Zoom is serious about cybersecurity, and Warmly was up for the challenge of meeting Zoom’s security needs by investing early.

Warmly hit the ground running in 2020 and felt instant momentum, thanks to a shared passion across their founding team, the market fit of their idea and a supportive community of users and VCs who loved what they were executing. While these variables were critical in founding Warmly, they quickly realized that to succeed we would need to excel at something they had not expected: cybersecurity.

A milestone to the growth of Warmly was their ability to earn the trust of Zoom, a publicly traded company with an established cybersecurity program. Zoom was more than a brand partner, they were the core technological component to Warmly’s technology.

To work together, Warmly would need to meet Zoom eye-to-eye on cybersecurity, on a budget, and quickly.






Navigating Vendor Risk



Zoom assessed Warmly on three aspects: governance, cybersecurity management and technical implementation of cybersecurity. To investigate the governance capabilities of Warmly, the Zoom assessment team collected evidence of business structure, operational policies, cybersecurity policies, risk transference tools such as insurance and documentation of organizational structure. It was important to Zoom to understand from Warmly the way their technology connected to users and the type of information that was collected.

Warmly, while early-stage, brought on a CISO via VioletX and accomplished both GDPR and CCPA to meet Zoom’s expectations of enterprise-level data privacy practices. The technical assessment of Warmly included an evaluation of their attack surface, which included a vulnerability assessment and a penetration test of the Warmly application and web presence.Zoom and Warmly collaborated on observations that required remediation to align Warmly with the expected security posture of Zoom’s partners. I. n addition, Warmly provided a detailed architecture of their environment so that Zoom Cloud could clearly visualize the placement of security controls, in addition to the flow of information in and out of the Warmly environment.

Zoom is responsible for the secure communication of billions of meetings across the most prominent companies in the business ecosystem, as the primary platform that hosts the remote-workforce revolution. For this reason, their security process goes beyond that of asking for a SOC2. While many companies today rely simply on documents like a SOC2 report, Warmly was vetted with live data requests and a deep look into their technology.The level of assurances required to allow a product such as Warmly into the Zoom app ecosystem is an essential part for Zoom to maintain the confidentiality and integrity of its application when integrating with platforms like Warmly.

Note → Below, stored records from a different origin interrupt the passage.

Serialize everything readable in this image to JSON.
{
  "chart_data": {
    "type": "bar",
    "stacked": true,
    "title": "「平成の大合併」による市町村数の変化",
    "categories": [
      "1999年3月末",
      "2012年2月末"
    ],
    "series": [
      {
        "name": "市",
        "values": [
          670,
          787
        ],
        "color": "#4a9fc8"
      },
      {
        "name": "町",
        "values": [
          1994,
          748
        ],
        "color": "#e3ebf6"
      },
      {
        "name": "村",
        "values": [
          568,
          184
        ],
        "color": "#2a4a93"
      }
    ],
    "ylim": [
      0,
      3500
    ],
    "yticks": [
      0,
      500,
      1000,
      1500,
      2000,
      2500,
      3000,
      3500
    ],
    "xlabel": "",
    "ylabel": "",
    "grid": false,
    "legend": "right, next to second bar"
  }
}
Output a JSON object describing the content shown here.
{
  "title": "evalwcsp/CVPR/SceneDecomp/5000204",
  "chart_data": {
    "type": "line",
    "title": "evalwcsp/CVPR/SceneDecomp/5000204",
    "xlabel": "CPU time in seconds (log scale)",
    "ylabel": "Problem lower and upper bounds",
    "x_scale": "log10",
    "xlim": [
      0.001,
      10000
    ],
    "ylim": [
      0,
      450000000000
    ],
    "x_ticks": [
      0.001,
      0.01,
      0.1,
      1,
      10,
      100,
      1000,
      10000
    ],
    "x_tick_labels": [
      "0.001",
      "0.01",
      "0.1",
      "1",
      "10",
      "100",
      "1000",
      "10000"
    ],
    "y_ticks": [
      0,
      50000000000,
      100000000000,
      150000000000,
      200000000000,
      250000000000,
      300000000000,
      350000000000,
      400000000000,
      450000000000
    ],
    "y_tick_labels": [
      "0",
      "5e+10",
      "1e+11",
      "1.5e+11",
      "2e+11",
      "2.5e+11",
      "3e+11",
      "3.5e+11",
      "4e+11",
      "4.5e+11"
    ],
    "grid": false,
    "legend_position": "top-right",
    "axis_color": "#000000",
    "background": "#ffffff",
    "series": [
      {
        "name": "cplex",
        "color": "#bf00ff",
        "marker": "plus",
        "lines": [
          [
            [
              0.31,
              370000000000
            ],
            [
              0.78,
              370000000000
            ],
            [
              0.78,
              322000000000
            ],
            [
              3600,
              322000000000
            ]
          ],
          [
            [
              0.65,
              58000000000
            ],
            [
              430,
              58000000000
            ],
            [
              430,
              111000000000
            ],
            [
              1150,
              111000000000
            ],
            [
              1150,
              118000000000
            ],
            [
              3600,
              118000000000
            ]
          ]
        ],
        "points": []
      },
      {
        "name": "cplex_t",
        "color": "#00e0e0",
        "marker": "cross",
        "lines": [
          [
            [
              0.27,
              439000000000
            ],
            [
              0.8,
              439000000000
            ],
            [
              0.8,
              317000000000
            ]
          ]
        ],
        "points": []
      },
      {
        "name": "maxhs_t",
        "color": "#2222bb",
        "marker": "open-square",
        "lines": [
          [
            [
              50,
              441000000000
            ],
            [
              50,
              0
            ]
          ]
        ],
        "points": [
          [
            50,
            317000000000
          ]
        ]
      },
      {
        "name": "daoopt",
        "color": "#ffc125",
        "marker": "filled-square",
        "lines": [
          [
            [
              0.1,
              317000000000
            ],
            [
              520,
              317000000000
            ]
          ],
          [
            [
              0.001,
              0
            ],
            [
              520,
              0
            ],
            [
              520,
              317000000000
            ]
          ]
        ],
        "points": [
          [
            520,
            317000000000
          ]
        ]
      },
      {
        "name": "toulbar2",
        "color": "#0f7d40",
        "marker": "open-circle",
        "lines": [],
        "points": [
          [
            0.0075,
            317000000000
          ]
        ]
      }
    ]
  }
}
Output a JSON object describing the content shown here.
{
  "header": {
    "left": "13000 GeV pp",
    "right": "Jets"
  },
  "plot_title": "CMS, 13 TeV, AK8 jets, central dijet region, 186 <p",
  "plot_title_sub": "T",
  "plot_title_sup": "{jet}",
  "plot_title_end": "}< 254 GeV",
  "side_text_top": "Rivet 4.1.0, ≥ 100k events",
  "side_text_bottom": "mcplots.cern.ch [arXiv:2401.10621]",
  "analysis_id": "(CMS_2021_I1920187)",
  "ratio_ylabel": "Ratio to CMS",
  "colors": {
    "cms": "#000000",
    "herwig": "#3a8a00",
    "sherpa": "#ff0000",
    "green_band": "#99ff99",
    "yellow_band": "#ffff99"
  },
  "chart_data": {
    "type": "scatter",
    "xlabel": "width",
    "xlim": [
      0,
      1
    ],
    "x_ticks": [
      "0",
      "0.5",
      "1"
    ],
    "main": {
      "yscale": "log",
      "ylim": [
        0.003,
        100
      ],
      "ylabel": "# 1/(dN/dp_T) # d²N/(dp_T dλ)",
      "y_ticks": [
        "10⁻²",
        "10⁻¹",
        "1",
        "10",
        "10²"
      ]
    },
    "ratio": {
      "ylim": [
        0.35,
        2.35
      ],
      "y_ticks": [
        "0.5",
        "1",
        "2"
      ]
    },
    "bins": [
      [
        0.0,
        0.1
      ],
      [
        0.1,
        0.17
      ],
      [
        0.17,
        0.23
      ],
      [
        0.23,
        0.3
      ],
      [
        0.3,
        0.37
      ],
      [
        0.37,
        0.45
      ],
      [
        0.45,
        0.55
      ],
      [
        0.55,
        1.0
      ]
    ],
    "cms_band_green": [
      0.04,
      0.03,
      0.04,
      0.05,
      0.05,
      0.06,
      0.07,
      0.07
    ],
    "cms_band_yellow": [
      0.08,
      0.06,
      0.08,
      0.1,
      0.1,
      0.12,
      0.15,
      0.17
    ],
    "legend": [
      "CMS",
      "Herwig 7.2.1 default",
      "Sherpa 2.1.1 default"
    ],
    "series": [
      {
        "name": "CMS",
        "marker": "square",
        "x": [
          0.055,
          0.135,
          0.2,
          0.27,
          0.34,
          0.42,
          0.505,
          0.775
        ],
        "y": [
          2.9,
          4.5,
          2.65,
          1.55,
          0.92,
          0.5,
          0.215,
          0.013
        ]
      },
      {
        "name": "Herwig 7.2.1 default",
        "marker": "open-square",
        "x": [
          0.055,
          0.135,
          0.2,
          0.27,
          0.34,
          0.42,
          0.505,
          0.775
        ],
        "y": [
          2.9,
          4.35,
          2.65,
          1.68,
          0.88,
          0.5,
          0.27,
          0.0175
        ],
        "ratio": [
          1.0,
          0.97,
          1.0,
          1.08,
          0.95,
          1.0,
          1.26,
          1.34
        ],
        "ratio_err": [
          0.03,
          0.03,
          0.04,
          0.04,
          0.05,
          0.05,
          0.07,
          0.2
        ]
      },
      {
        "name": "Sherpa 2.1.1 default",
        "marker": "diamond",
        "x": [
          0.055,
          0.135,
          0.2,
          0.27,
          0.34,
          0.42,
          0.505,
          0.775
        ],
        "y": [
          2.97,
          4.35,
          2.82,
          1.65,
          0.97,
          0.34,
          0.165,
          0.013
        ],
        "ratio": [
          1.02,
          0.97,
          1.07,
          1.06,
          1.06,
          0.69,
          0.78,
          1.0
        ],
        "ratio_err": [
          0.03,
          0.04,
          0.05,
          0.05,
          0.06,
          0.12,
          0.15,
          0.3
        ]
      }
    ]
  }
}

Warmly and Zoom equally benefitted from this partnership, strengthening a secure ecosystem between Innovators and Enterprises.

Warmly's product was successful and embraced by Zoom users, leading Zoom to include Warmly in a bundle of "essential apps". This allowed Zoom to increase the features and engagement of their product. This allowed Warmly incredible reach and brand recognition. Together, they improved the customer experience, while maintain safety and compliance expected by Zoom customers.